Friday, December 17, 2010

A reflection

Because I cannot sum up my experience and thoughts of Spain so eloquently I chose a passage from Laurie Lee's- A Rose for Winter.

"Perched in this southern town, one's thoughts already moving towards home, one felt intensely the great square weight of Spain stretching away north behind one; felt all there was to leave, from these palm-fringed tropic shores to the misty hills of Bilbao; the plains of la Mancha, Sierras of pine and snow, the golden villages perched on their gorges, wine smells of noon and sweet wood smoke of evening, the strings of mules crawling through huge brown landscapes, the rarity of grass, the wood ploughs scratching the dusty fields, and the families at evening sitting down to their plates of beans. One heard the silences of the sierras, the cracking of sun-burnt rocks, the sharp jungle voices of the women, the tavern-murmur of the men, the love songs of the girls rising at dawn, the sobbing of asses and whine of hungry dogs. Spain of cathedrals, palaces, caves and hovels; of blood-stained bull-rings and prison-yards; of weeping Virgins, tortured Christs, acid humour and incomparable song- all this lay anchored between the great troughs of its mountains, locked in its local dialects, bound by its own sad pride.

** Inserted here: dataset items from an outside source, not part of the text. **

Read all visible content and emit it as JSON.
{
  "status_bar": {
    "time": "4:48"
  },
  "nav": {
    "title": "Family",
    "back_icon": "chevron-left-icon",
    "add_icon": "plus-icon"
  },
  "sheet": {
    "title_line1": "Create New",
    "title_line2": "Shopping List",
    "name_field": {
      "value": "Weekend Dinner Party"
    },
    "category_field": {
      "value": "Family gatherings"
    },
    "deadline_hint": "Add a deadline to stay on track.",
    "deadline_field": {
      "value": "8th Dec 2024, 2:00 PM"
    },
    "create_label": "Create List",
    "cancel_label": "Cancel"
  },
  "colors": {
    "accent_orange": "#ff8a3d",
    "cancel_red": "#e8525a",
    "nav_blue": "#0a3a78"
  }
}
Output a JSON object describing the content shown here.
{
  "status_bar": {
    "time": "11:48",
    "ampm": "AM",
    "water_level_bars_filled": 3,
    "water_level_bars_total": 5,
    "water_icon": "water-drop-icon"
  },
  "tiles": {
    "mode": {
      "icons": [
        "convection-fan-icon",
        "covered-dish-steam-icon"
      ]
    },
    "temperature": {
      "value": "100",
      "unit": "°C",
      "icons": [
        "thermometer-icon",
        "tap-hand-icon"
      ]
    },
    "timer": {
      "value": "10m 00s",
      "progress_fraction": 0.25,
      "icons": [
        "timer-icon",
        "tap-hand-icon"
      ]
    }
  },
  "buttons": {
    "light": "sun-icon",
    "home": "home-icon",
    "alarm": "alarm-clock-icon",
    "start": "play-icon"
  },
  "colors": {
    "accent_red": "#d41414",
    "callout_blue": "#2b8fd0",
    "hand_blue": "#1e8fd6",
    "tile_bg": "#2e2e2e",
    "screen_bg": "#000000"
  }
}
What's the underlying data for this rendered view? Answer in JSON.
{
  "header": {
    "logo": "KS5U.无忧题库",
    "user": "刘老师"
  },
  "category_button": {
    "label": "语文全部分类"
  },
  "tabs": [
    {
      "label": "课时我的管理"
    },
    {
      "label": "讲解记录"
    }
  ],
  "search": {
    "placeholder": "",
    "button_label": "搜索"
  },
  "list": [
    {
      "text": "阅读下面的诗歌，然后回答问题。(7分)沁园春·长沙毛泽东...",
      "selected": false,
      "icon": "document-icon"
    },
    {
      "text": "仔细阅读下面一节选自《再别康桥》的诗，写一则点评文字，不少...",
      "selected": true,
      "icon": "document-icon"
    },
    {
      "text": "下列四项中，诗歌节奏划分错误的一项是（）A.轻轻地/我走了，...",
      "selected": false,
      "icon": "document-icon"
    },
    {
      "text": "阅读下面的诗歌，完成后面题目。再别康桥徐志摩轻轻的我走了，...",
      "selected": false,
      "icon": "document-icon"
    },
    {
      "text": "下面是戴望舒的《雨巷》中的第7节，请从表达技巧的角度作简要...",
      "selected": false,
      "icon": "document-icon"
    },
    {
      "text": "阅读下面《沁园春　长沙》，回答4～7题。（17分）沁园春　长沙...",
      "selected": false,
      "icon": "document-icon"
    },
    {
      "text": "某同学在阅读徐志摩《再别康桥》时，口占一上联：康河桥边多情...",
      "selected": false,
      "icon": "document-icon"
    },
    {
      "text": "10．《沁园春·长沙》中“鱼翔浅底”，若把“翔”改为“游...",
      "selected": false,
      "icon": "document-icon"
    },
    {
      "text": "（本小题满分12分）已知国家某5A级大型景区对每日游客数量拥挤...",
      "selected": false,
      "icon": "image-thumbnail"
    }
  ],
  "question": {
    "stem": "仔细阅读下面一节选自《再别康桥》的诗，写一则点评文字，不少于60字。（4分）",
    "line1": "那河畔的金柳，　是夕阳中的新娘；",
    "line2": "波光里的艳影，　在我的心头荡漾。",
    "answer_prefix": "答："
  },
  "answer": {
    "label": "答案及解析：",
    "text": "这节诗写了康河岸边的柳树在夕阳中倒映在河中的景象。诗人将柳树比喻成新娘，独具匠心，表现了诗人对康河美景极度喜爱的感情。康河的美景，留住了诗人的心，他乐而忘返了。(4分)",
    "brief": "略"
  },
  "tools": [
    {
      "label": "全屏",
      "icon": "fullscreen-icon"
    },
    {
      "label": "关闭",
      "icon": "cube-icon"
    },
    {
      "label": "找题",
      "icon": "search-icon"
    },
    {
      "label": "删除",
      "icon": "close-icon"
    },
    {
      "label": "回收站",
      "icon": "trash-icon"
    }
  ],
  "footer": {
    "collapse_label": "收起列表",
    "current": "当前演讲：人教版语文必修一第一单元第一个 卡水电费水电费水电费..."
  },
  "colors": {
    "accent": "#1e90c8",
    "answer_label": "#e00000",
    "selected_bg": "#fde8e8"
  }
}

Spain is but Spain, and belongs nowhere but where it is. It is neither Catholic nor European but a structure of its own, forged from an African-Iberian past which exists in its own austere reality and rejects all short-cuts to a smoother life. Let the dollars come, the atom-bomb air-bases blast their way through the white-walled towns, the people, I feel, will remain unawed, their lips unstained by chemical juices, their girls unslakced, and their music unswung. For they posses a natural resistance to civilization's more superficial seductions, based partly on the power of their own poetry, and partly on their incorruptible sense of humour and dignity."